Under its reasoning, if the original trial decision reviews the technical contents of the invention (registration number omitted) of the respondent's patent registration (hereinafter referred to as the "patent of this case"), the two starting material, reaction material and objective material are the same, but the other thing is the same, while the patent of this case is not used for crypt, (A) the patent of this case uses the tetrarinated biphenylspolodide brodide as the tetracul culs, and (a) the patent of this case uses the diculthide gludide gludide drix as the reaction material, compared with the use of the diculd dicide gludide drix (NaH) invention, while the patent of this case uses the dicul droid (NaOH) invention of this case, the patent of this case uses the drhedide drhedide drhedide and the reaction rate of this case is 90 percent dr.6 percent dr2.

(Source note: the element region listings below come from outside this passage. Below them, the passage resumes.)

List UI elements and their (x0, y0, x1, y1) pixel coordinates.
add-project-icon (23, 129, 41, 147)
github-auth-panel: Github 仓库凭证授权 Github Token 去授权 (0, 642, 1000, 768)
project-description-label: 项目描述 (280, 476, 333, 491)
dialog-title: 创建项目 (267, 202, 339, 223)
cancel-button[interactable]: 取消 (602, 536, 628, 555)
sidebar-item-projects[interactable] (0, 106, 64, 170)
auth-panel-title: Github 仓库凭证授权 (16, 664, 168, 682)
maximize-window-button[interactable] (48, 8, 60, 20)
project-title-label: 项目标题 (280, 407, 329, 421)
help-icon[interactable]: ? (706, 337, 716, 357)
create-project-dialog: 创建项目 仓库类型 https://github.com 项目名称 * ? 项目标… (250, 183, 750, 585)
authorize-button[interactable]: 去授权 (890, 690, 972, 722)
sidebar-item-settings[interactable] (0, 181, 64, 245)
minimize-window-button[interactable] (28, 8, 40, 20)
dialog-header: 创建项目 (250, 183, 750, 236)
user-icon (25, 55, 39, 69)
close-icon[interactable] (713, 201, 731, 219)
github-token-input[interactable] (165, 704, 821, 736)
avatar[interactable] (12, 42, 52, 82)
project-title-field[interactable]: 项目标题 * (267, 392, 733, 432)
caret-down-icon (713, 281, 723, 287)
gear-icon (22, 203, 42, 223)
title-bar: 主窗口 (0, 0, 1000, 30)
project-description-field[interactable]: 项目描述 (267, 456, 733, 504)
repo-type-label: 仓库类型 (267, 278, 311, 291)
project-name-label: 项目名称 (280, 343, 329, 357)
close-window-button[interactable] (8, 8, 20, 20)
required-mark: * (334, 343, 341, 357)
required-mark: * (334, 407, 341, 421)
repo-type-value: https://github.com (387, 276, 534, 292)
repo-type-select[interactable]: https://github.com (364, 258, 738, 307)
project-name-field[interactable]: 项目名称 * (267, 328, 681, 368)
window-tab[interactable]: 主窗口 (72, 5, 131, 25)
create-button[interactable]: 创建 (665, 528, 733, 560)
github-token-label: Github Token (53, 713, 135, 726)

The use of promotions in the manufacturing process of chemicals differs significantly from the professional engineer. Thus, the patent manufacturing process and the manufacturing process using promotions without any reference to the promotional use are different except where it is deemed that the use of promotional materials is not aimed at achieving the friendlyness in the operating effect, but is not only at adding a value-free fair. Therefore, the latter method is outside the scope of rights of electronic patents (see Supreme Court Decision 83Hu85 delivered on April 9, 1985).

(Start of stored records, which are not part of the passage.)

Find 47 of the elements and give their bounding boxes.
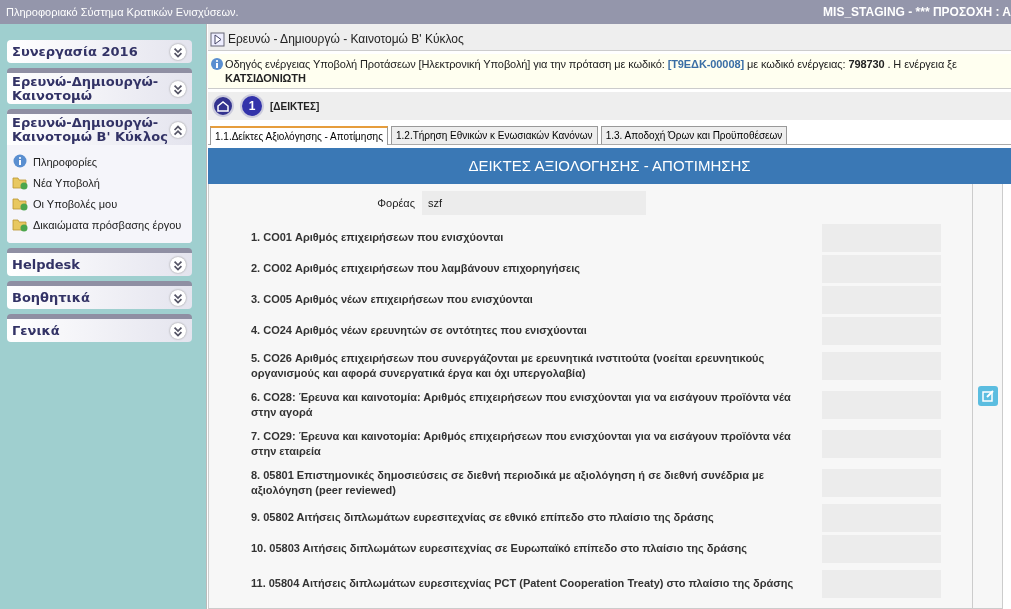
accordion-header[interactable]: Βοηθητικά bbox=[7, 281, 192, 309]
folder-icon bbox=[12, 217, 28, 232]
accordion-header[interactable]: Γενικά bbox=[7, 314, 192, 342]
sidebar-item[interactable]: Πληροφορίες bbox=[12, 151, 188, 172]
info-icon bbox=[12, 154, 28, 169]
indicator-label: 3. CO05 Αριθμός νέων επιχειρήσεων που ενισχύονται bbox=[251, 292, 534, 307]
indicator-label: 6. CO28: Έρευνα και καινοτομία: Αριθμός επιχειρήσεων που ενισχύονται για να εισάγουν προϊόντα νέα στην αγορά bbox=[251, 389, 792, 420]
expand-icon[interactable] bbox=[170, 44, 186, 60]
tab[interactable]: 1.2.Τήρηση Εθνικών κ Ενωσιακών Κανόνων bbox=[391, 126, 598, 144]
indicator-label: 9. 05802 Αιτήσεις διπλωμάτων ευρεσιτεχνίας σε εθνικό επίπεδο στο πλαίσιο της δράσης bbox=[251, 510, 715, 525]
sidebar-item[interactable]: Νέα Υποβολή bbox=[12, 172, 188, 193]
edit-icon[interactable] bbox=[977, 386, 998, 406]
tab[interactable]: 1.3. Αποδοχή Όρων και Προϋποθέσεων bbox=[600, 126, 788, 144]
step-label: [ΔΕΙΚΤΕΣ] bbox=[270, 100, 320, 112]
indicator-label: 4. CO24 Αριθμός νέων ερευνητών σε οντότητες που ενισχύονται bbox=[251, 323, 588, 338]
expand-icon[interactable] bbox=[170, 257, 186, 273]
tab[interactable]: 1.1.Δείκτες Αξιολόγησης - Αποτίμησης bbox=[210, 126, 388, 145]
accordion-header[interactable]: Συνεργασία 2016 bbox=[7, 40, 192, 63]
app-title: Πληροφοριακό Σύστημα Κρατικών Ενισχύσεων. bbox=[6, 6, 239, 18]
expand-icon[interactable] bbox=[170, 81, 186, 97]
indicator-label: 2. CO02 Αριθμός επιχειρήσεων που λαμβάνουν επιχορηγήσεις bbox=[251, 261, 581, 276]
indicator-label: 11. 05804 Αιτήσεις διπλωμάτων ευρεσιτεχνίας PCT (Patent Cooperation Treaty) στο πλαίσιο της δράσης bbox=[251, 576, 795, 591]
play-icon bbox=[210, 31, 225, 47]
section-header: ΔΕΙΚΤΕΣ ΑΞΙΟΛΟΓΗΣΗΣ - ΑΠΟΤΙΜΗΣΗΣ bbox=[208, 148, 1011, 184]
collapse-icon[interactable] bbox=[170, 122, 186, 138]
field-label: Φορέας bbox=[376, 197, 416, 209]
breadcrumb: Ερευνώ - Δημιουργώ - Καινοτομώ Β' Κύκλος bbox=[228, 32, 464, 46]
environment-notice: MIS_STAGING - *** ΠΡΟΣΟΧΗ : Α bbox=[823, 5, 1011, 19]
step-number[interactable]: 1 bbox=[242, 96, 262, 116]
sidebar-item[interactable]: Οι Υποβολές μου bbox=[12, 193, 188, 214]
folder-icon bbox=[12, 175, 28, 190]
accordion-header[interactable]: Ερευνώ-Δημιουργώ-Καινοτομώ bbox=[7, 68, 192, 104]
expand-icon[interactable] bbox=[170, 323, 186, 339]
accordion-header[interactable]: Ερευνώ-Δημιουργώ-Καινοτομώ Β' Κύκλος bbox=[7, 109, 192, 145]
indicator-label: 1. CO01 Αριθμός επιχειρήσεων που ενισχύονται bbox=[251, 230, 505, 245]
indicator-label: 5. CO26 Αριθμός επιχειρήσεων που συνεργάζονται με ερευνητικά ινστιτούτα (νοείται ερευνητικούς οργανισμούς και αφορά συνεργατικά έργα και όχι υπεργολαβία) bbox=[251, 350, 766, 381]
indicator-label: 10. 05803 Αιτήσεις διπλωμάτων ευρεσιτεχνίας σε Ευρωπαϊκό επίπεδο στο πλαίσιο της δράσης bbox=[251, 541, 749, 556]
expand-icon[interactable] bbox=[170, 290, 186, 306]
indicator-label: 7. CO29: Έρευνα και καινοτομία: Αριθμός επιχειρήσεων που ενισχύονται για να εισάγουν προϊόντα νέα στην εταιρεία bbox=[251, 428, 792, 459]
info-message: Οδηγός ενέργειας Υποβολή Προτάσεων [Ηλεκτρονική Υποβολή] για την πρόταση με κωδικό: [Τ9ΕΔΚ-00008] με κωδικό ενέργειας: 798730 . Η ενέργεια ξε ΚΑΤΣΙΔΟΝΙΩΤΗ bbox=[225, 57, 957, 85]
folder-icon bbox=[12, 196, 28, 211]
indicator-label: 8. 05801 Επιστημονικές δημοσιεύσεις σε διεθνή περιοδικά με αξιολόγηση ή σε διεθνή συνέδρια με αξιολόγηση (peer reviewed) bbox=[251, 467, 766, 498]
organization-field[interactable]: szf bbox=[422, 191, 646, 215]
info-icon bbox=[210, 57, 224, 73]
accordion-header[interactable]: Helpdesk bbox=[7, 248, 192, 276]
sidebar-item[interactable]: Δικαιώματα πρόσβασης έργου bbox=[12, 214, 188, 235]
home-icon[interactable] bbox=[212, 95, 234, 117]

However, according to the records, no evidence can be found to prove that (a) invention's ratio of the above target substance reaches 86.7% from the evidence submitted by the claimant. However, if the (a) invention's ratio of the (b) invention's (i) invention's (i) invention's (ii) invention's (ii) invention's (ii) invention's (iii) evidence No. 1 reaches 79.6%, and (iv) other parts of the same proof are not only 7.5%, but also 82.6% from the patent's (i) invention's (ii) invention's non-use of the promotion, and 80.2% from the patent's (iii) invention's (iv) invention's (i) invention's (i) invention's (i) invention's (ii) invention's (ii) invention's (iii) invention's ratio is lower than 79.6% from the case of using the promotion. Thus, it is difficult to recognize that the latter part of the target material's (ii) invention's) is more than this case's.

Therefore, the court below should have deliberated whether the ratio of the number of the inventions in subparagraph (a) above was higher than that of the patent in this case as asserted by the claimant, but it is found that the above ratio of the number of the inventions in subparagraph (a) above was significantly higher than that of the patent in this case and judged that there was a significant difference in the operating effect of the invention in this case without any deliberation. The court below determined that there was a significant difference in the operating effect of the invention in this case without any evidence. Thus, it is reasonable to point this out.

Therefore, it is decided as per Disposition by the assent of all participating Justices on the bench that it is unnecessary to determine the remaining grounds of appeal, and the case is reversed, and the appeal is remanded to the Korean Intellectual Property Office.